Pourquoi avoir choisi le béton?

"On ne voulait pas d'un troisième incendie. 1481, 1914, ça suffit, la cathédrale ne brûlera plus. Et puis on avait des problèmes pour retrouver du bois dans notre région dévastée par la guerre, avec de nombreux impacts trouvés sur les arbres. Encore aujourd'hui se pose la question de trouver les énormes chênes nécessaires."

"Je ne sais pas ce que vont décider les monuments historiques, s'ils veulent refaire à l'identique ou utiliser de nouvelles technologies. D'ailleurs, pourquoi pas? Puisqu'on ne voit rien de l'extérieur, autant tirer parti des nouveaux matériaux, plus solides, plus résistants et ininflammables."
 
 

Paris pourrait donc s'inspirer de Reims?

"L'exemple de Reims a montré que l'on peut oser la nouveauté dans la restauration. Restituer extérieurement avec la plus grande fidélité possible ce qui a disparu. Mais pour ce qui est de la structure interne, s'adapter aux conditions économiques et technologiques du moment. Le béton n'est peut-être plus la solution. Un siècle plus tard, de nouveaux matériaux ont vu le jour… c'est aux futurs reconstructeurs de décider."

A l'époque, c'est l'architecte Henri Deneux qui a fait ce choix. Il s'est inspiré d'un architecte du XVIe siècle, Philibert Delorme, déjà confronté au problème des bois trop courts. C'est comme un jeu Mecano : un assemblage de planche de béton, de 3-4 cm d'épaisseur et pas très longues, ce qui permet de les manipuler facilement. C'est relativement simple et artisanal.



"La charpente en béton est beaucoup plus légère avec des planches assez minces et beaucoup plus ouverte, puisqu'il n'y a pas, comme dans une charpente médiévale, tout ce système d'entraide et de grandes poutres transversales et horizontales."


Les voûtes sont quant à elles restées intactes?

"Oui, elles ont été consolidées après la guerre, ce qu'il va falloir faire aussi à Paris. Mais la structure portante résiste aux flammes. Alors ce que nous voyons aujourd'hui n'a rien à voir avec la voute d'avant 1914, puisqu'Henri Deneux avait fait le choix du béton. Elle ne brûlera plus."
 

Combien de temps prendra la reconstruction de Notre-Dame de Paris?

"Dieu seul le sait d'abord, les architectes ensuite. Il va y avoir un temps assez long d'études techniques, d'évaluation des dégâts puis le choix de la restauration, de ce qu'il faut faire. Il y aura des appels d'offres, des marchés publics, puisque la cathédrale appartient à l'Etat… Il faut compter en années, ça c'est évident."
 

Les travaux de la cathédrale de Reims avaient pris 20 ans…
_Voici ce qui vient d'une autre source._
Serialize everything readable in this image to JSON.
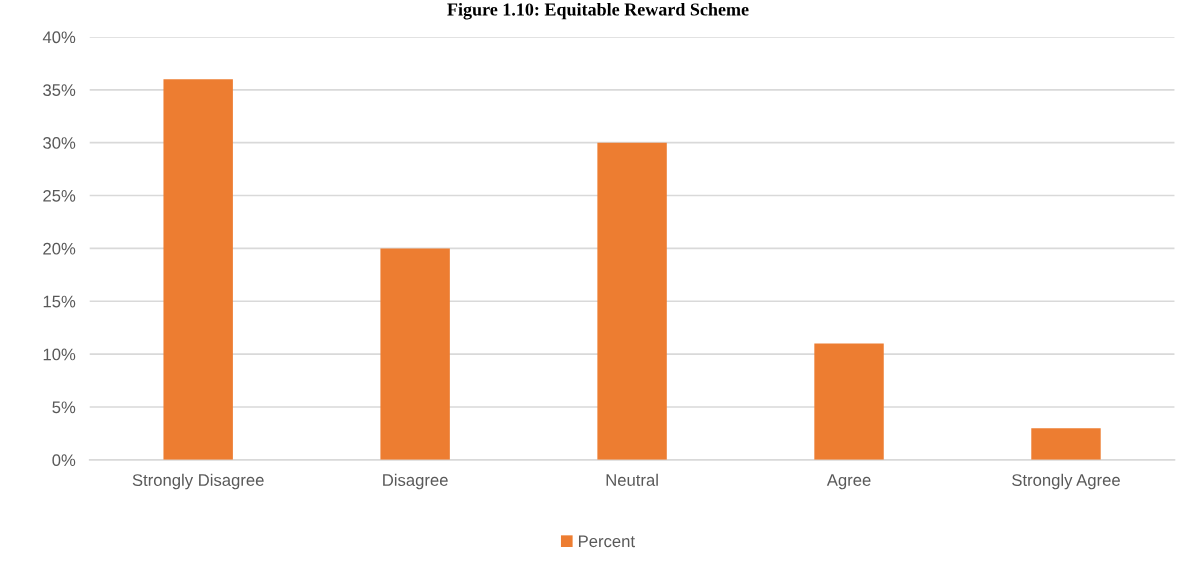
{
  "chart_data": {
    "type": "bar",
    "title": "Figure 1.10: Equitable Reward Scheme",
    "categories": [
      "Strongly Disagree",
      "Disagree",
      "Neutral",
      "Agree",
      "Strongly Agree"
    ],
    "series": [
      {
        "name": "Percent",
        "color": "#ed7d31",
        "values": [
          36,
          20,
          30,
          11,
          3
        ]
      }
    ],
    "ylim": [
      0,
      40
    ],
    "yticks": [
      {
        "value": 0,
        "label": "0%"
      },
      {
        "value": 5,
        "label": "5%"
      },
      {
        "value": 10,
        "label": "10%"
      },
      {
        "value": 15,
        "label": "15%"
      },
      {
        "value": 20,
        "label": "20%"
      },
      {
        "value": 25,
        "label": "25%"
      },
      {
        "value": 30,
        "label": "30%"
      },
      {
        "value": 35,
        "label": "35%"
      },
      {
        "value": 40,
        "label": "40%"
      }
    ],
    "grid": "y",
    "legend": "bottom"
  }
}
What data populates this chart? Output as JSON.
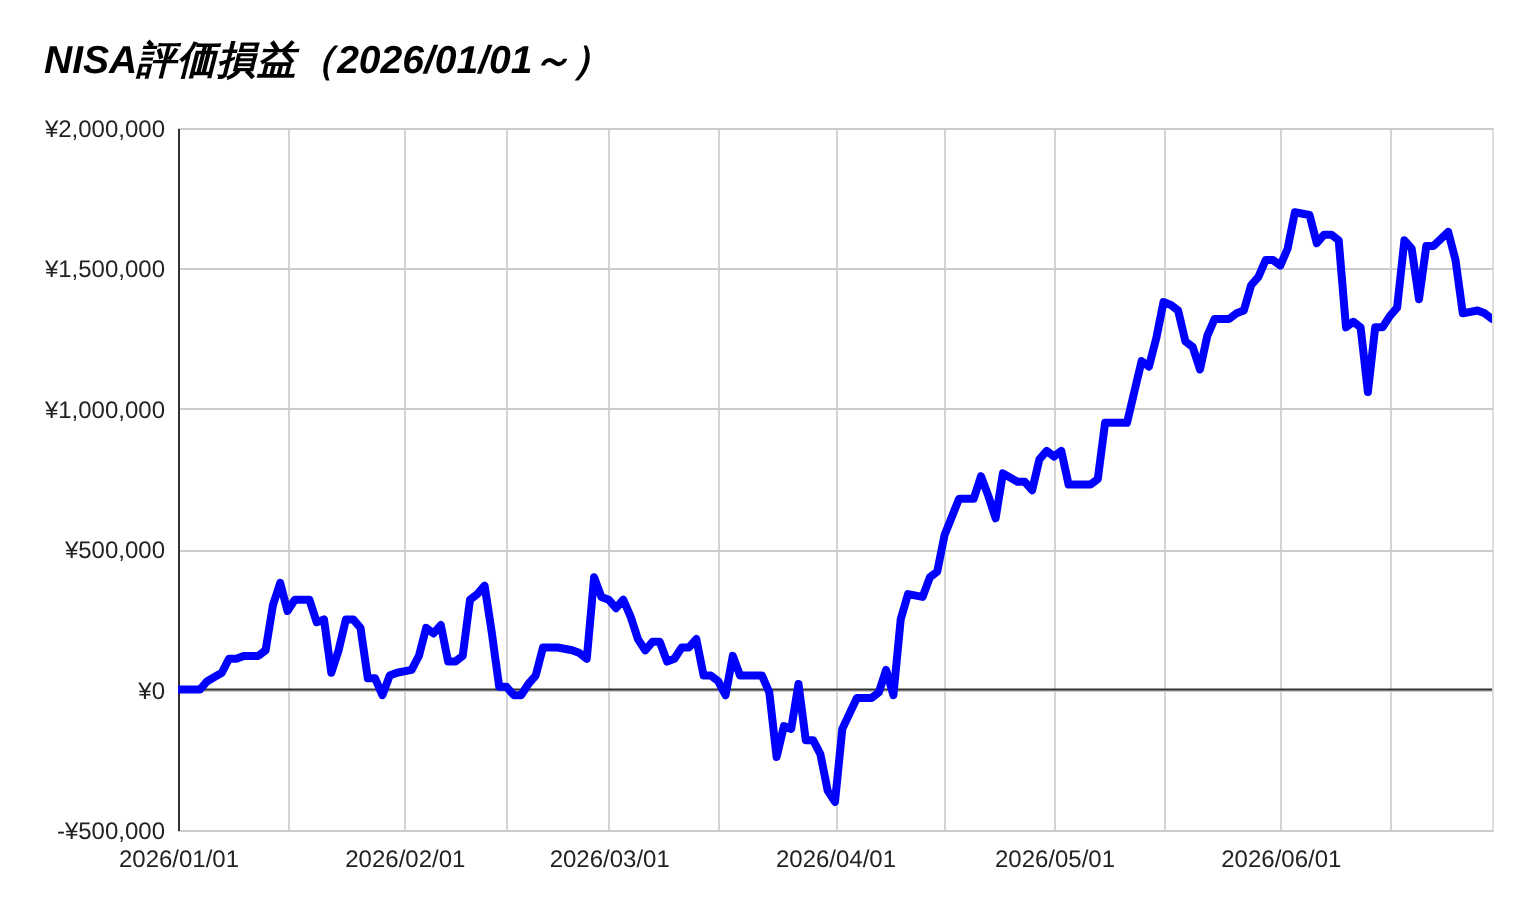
{
  "chart_data": {
    "type": "line",
    "title": "NISA評価損益（2026/01/01～）",
    "x": [
      "2026-01-01",
      "2026-01-04",
      "2026-01-05",
      "2026-01-07",
      "2026-01-08",
      "2026-01-09",
      "2026-01-10",
      "2026-01-12",
      "2026-01-13",
      "2026-01-14",
      "2026-01-15",
      "2026-01-16",
      "2026-01-17",
      "2026-01-19",
      "2026-01-20",
      "2026-01-21",
      "2026-01-22",
      "2026-01-23",
      "2026-01-24",
      "2026-01-25",
      "2026-01-26",
      "2026-01-27",
      "2026-01-28",
      "2026-01-29",
      "2026-01-30",
      "2026-01-31",
      "2026-02-02",
      "2026-02-03",
      "2026-02-04",
      "2026-02-05",
      "2026-02-06",
      "2026-02-07",
      "2026-02-08",
      "2026-02-09",
      "2026-02-10",
      "2026-02-11",
      "2026-02-12",
      "2026-02-13",
      "2026-02-14",
      "2026-02-15",
      "2026-02-16",
      "2026-02-17",
      "2026-02-18",
      "2026-02-19",
      "2026-02-20",
      "2026-02-22",
      "2026-02-24",
      "2026-02-25",
      "2026-02-26",
      "2026-02-27",
      "2026-02-28",
      "2026-03-01",
      "2026-03-02",
      "2026-03-03",
      "2026-03-04",
      "2026-03-05",
      "2026-03-06",
      "2026-03-07",
      "2026-03-08",
      "2026-03-09",
      "2026-03-10",
      "2026-03-11",
      "2026-03-12",
      "2026-03-13",
      "2026-03-14",
      "2026-03-15",
      "2026-03-16",
      "2026-03-17",
      "2026-03-18",
      "2026-03-19",
      "2026-03-22",
      "2026-03-23",
      "2026-03-24",
      "2026-03-25",
      "2026-03-26",
      "2026-03-27",
      "2026-03-28",
      "2026-03-29",
      "2026-03-30",
      "2026-03-31",
      "2026-04-01",
      "2026-04-02",
      "2026-04-04",
      "2026-04-06",
      "2026-04-07",
      "2026-04-08",
      "2026-04-09",
      "2026-04-10",
      "2026-04-11",
      "2026-04-13",
      "2026-04-14",
      "2026-04-15",
      "2026-04-16",
      "2026-04-18",
      "2026-04-20",
      "2026-04-21",
      "2026-04-22",
      "2026-04-23",
      "2026-04-24",
      "2026-04-26",
      "2026-04-27",
      "2026-04-28",
      "2026-04-29",
      "2026-04-30",
      "2026-05-01",
      "2026-05-02",
      "2026-05-03",
      "2026-05-06",
      "2026-05-07",
      "2026-05-08",
      "2026-05-11",
      "2026-05-12",
      "2026-05-13",
      "2026-05-14",
      "2026-05-15",
      "2026-05-16",
      "2026-05-17",
      "2026-05-18",
      "2026-05-19",
      "2026-05-20",
      "2026-05-21",
      "2026-05-22",
      "2026-05-23",
      "2026-05-25",
      "2026-05-26",
      "2026-05-27",
      "2026-05-28",
      "2026-05-29",
      "2026-05-30",
      "2026-05-31",
      "2026-06-01",
      "2026-06-02",
      "2026-06-03",
      "2026-06-05",
      "2026-06-06",
      "2026-06-07",
      "2026-06-08",
      "2026-06-09",
      "2026-06-10",
      "2026-06-11",
      "2026-06-12",
      "2026-06-13",
      "2026-06-14",
      "2026-06-15",
      "2026-06-16",
      "2026-06-17",
      "2026-06-18",
      "2026-06-19",
      "2026-06-20",
      "2026-06-21",
      "2026-06-22",
      "2026-06-24",
      "2026-06-25",
      "2026-06-26",
      "2026-06-28",
      "2026-06-29",
      "2026-06-30"
    ],
    "series": [
      {
        "color": "#0000ff",
        "values": [
          0,
          0,
          30000,
          60000,
          110000,
          110000,
          120000,
          120000,
          140000,
          300000,
          380000,
          280000,
          320000,
          320000,
          240000,
          250000,
          60000,
          140000,
          250000,
          250000,
          220000,
          40000,
          40000,
          -20000,
          50000,
          60000,
          70000,
          120000,
          220000,
          200000,
          230000,
          100000,
          100000,
          120000,
          320000,
          340000,
          370000,
          200000,
          10000,
          10000,
          -20000,
          -20000,
          20000,
          50000,
          150000,
          150000,
          140000,
          130000,
          110000,
          400000,
          330000,
          320000,
          290000,
          320000,
          260000,
          180000,
          140000,
          170000,
          170000,
          100000,
          110000,
          150000,
          150000,
          180000,
          50000,
          50000,
          30000,
          -20000,
          120000,
          50000,
          50000,
          -10000,
          -240000,
          -130000,
          -140000,
          20000,
          -180000,
          -180000,
          -230000,
          -360000,
          -400000,
          -140000,
          -30000,
          -30000,
          -10000,
          70000,
          -20000,
          250000,
          340000,
          330000,
          400000,
          420000,
          550000,
          680000,
          680000,
          760000,
          690000,
          610000,
          770000,
          740000,
          740000,
          710000,
          820000,
          850000,
          830000,
          850000,
          730000,
          730000,
          750000,
          950000,
          950000,
          1060000,
          1170000,
          1150000,
          1250000,
          1380000,
          1370000,
          1350000,
          1240000,
          1220000,
          1140000,
          1260000,
          1320000,
          1320000,
          1340000,
          1350000,
          1440000,
          1470000,
          1530000,
          1530000,
          1510000,
          1570000,
          1700000,
          1690000,
          1590000,
          1620000,
          1620000,
          1600000,
          1290000,
          1310000,
          1290000,
          1060000,
          1290000,
          1290000,
          1330000,
          1360000,
          1600000,
          1570000,
          1390000,
          1580000,
          1580000,
          1630000,
          1530000,
          1340000,
          1350000,
          1340000,
          1320000
        ]
      }
    ],
    "xlim": [
      "2026-01-01",
      "2026-06-30"
    ],
    "xticks": [
      {
        "value": "2026-01-01",
        "label": "2026/01/01"
      },
      {
        "value": "2026-01-16",
        "label": null
      },
      {
        "value": "2026-02-01",
        "label": "2026/02/01"
      },
      {
        "value": "2026-02-15",
        "label": null
      },
      {
        "value": "2026-03-01",
        "label": "2026/03/01"
      },
      {
        "value": "2026-03-16",
        "label": null
      },
      {
        "value": "2026-04-01",
        "label": "2026/04/01"
      },
      {
        "value": "2026-04-16",
        "label": null
      },
      {
        "value": "2026-05-01",
        "label": "2026/05/01"
      },
      {
        "value": "2026-05-16",
        "label": null
      },
      {
        "value": "2026-06-01",
        "label": "2026/06/01"
      },
      {
        "value": "2026-06-16",
        "label": null
      }
    ],
    "ylim": [
      -500000,
      2000000
    ],
    "yticks": [
      {
        "value": -500000,
        "label": "-¥500,000"
      },
      {
        "value": 0,
        "label": "¥0"
      },
      {
        "value": 500000,
        "label": "¥500,000"
      },
      {
        "value": 1000000,
        "label": "¥1,000,000"
      },
      {
        "value": 1500000,
        "label": "¥1,500,000"
      },
      {
        "value": 2000000,
        "label": "¥2,000,000"
      }
    ],
    "ref_lines": [
      {
        "axis": "y",
        "value": 0,
        "color": "#333333",
        "line_style": "solid"
      }
    ],
    "grid": true,
    "line_style": "solid"
  }
}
"Oui, il y a eu 20 ans de travaux, mais il y a eu aussi tous les dégâts liés aux bombardements. Près de 300 impacts d'obus sur la cathédrale. Donc la situation de Paris est moins grave de point de vue-là. Il a fallu attendre octobre 1937 pour l'ouverture au public et l'inauguration en 1938, avec entre temps, des ouvertures partielles pour les grandes fêtes. C'est surement ce que nous verrons à Paris, une sorte de couverture qui fait office de toit, le temps de la reconstruction."

"A Paris, il y a aussi, en dehors de la charpente, les vitraux qui ont beaucoup souffert de la chaleur, les orgues qui ont été inondées, et le mobilier qui a été encrassé par la suie."